蚊が苦手です。蚊そのものは嫌いではありません。蚊に刺されることが嫌なのです(好きな人はいないでしょうけど)。生き物はだいたい何でも好きだと思っているのですが、夜、電気を消したときにプ~ンという蚊の羽音を聞くと、とっさに殺意がめばえます。戦闘モードに切り替わります。自分の動物・昆虫好きに自信が持てなくなります。生態系のなかにある個々の生き物は、全体としては共生しているとも言えますが、個体レベルではお互いの存在を脅かす関係でもあり得るわけです。蚊と僕の関係も、まさに喰うか喰われるか。自然は、甘くはないですね。僕が住んでいるのは団地の6階なのですが、驚くべきことに毎年夏になるとこんな高さのところにも蚊がやってきます。そして昨夜、今年初の一匹がいることを検知してしまいました。音が聞こえたので間違いなくどこかにいるはずです。実際、寝ている間に何カ所か刺されたようです。しかし、その姿はまだ目撃していません。ともかく、そんなわけですっかり夏は近づいてきているようです。

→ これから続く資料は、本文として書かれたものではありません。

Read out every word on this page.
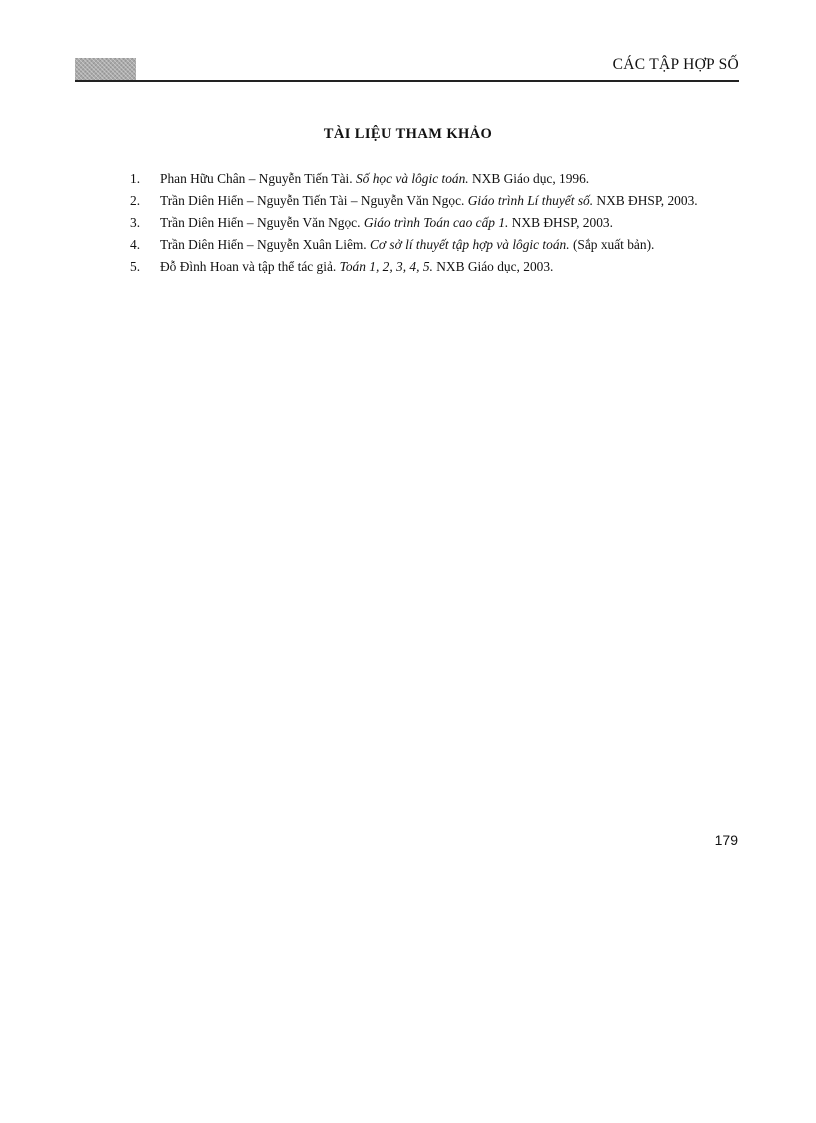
CÁC TẬP HỢP SỐ
TÀI LIỆU THAM KHẢO
1. Phan Hữu Chân – Nguyễn Tiến Tài. Số học và lôgic toán. NXB Giáo dục, 1996.
2. Trần Diên Hiển – Nguyễn Tiến Tài – Nguyễn Văn Ngọc. Giáo trình Lí thuyết số. NXB ĐHSP, 2003.
3. Trần Diên Hiển – Nguyễn Văn Ngọc. Giáo trình Toán cao cấp 1. NXB ĐHSP, 2003.
4. Trần Diên Hiển – Nguyễn Xuân Liêm. Cơ sở lí thuyết tập hợp và lôgic toán. (Sắp xuất bản).
5. Đỗ Đình Hoan và tập thể tác giả. Toán 1, 2, 3, 4, 5. NXB Giáo dục, 2003.
179
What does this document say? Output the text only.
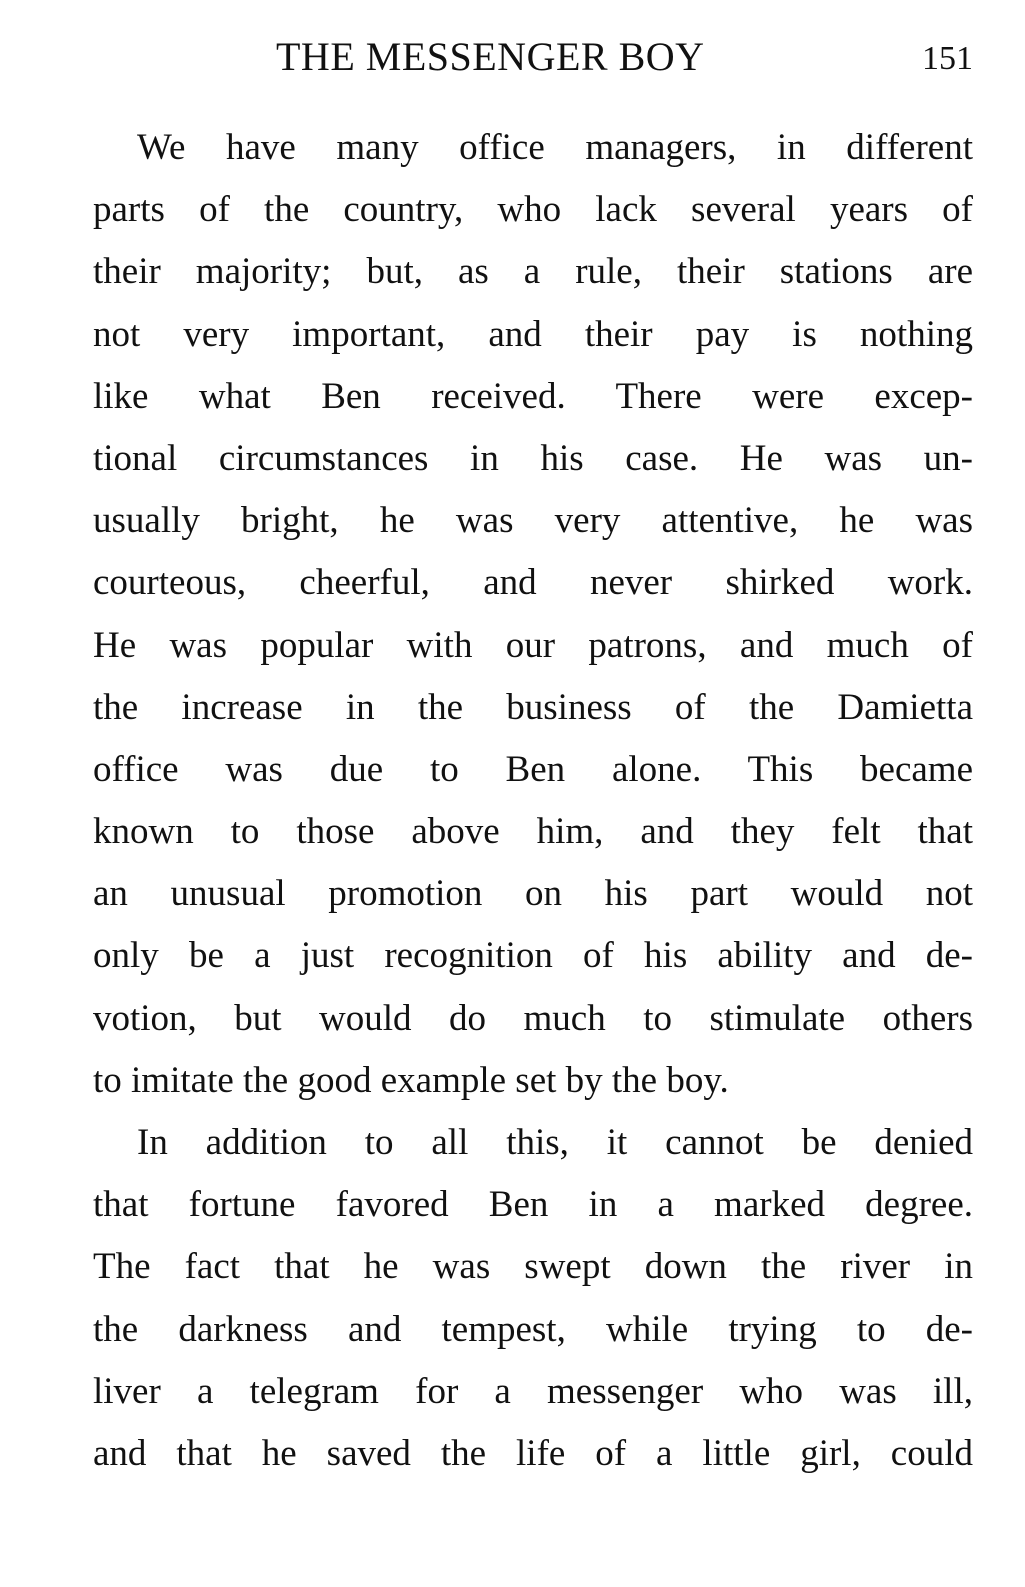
THE MESSENGER BOY	151
We have many office managers, in different
parts of the country, who lack several years of
their majority; but, as a rule, their stations are
not very important, and their pay is nothing
like what Ben received. There were excep-
tional circumstances in his case. He was un-
usually bright, he was very attentive, he was
courteous, cheerful, and never shirked work.
He was popular with our patrons, and much of
the increase in the business of the Damietta
office was due to Ben alone. This became
known to those above him, and they felt that
an unusual promotion on his part would not
only be a just recognition of his ability and de-
votion, but would do much to stimulate others
to imitate the good example set by the boy.
In addition to all this, it cannot be denied
that fortune favored Ben in a marked degree.
The fact that he was swept down the river in
the darkness and tempest, while trying to de-
liver a telegram for a messenger who was ill,
and that he saved the life of a little girl, could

話は変わりますが、英語の文書を読んでいると、記事のタイトルとか、セクションの見出しとかに、有名な映画のタイトルやセリフ、決まり文句などのパロディによく出くわします。これって何かのパロディなのかな? と思って調べてみると、結構な確率でそうであることが多いのです。すぐに例が出せないのですが、たとえば英語雑誌など、ちょっと気の利いた記事やコラムなどを読んでいると、その記事のタイトルが、映画のタイトルの一部だけを変えたものであったり、文章のなかに、有名な台詞の一部を変えた表現が混ざり込んでいたり、そういったことがかなり頻繁に行われていることがわかります。こういうのって、面白いと思うし基本的には好きではあるんですが、なかなか向こうの文化を知らない人間にとってはピンとこない部分でもあるし、ましてはそれが翻訳対象であった場合は、その事実を認識したうえで、さらにうまく日本語でもそれを表現しなければなりません。なので、「こういう風に下手なパロディを使わずに、素直に自分でタイトル考えてほしいな~」と思ったりするわけなのですが、よく考えてみると僕もブログを書くときに思いっきり下手なパロディを連発しているので、人のことは責められません。人によって、こういう風にパロディを使ったり、何かをもじったりしたくなる趣向ってあるんでしょうね。「すべての芸術は模倣から始まる」と言われますが、容易に既存の表現のうえにのっかるのも考えものだなと自戒している今日この頃です。それに、翻訳者たるもの、できるかぎりそうした文章をネイティブに近い感覚で読めるようになることも仕事の一部です。英文をたくさん読まなければ。というわけで、今夜も蚊に気をつけながら読書を楽しみたいと思います。おやすみなさい。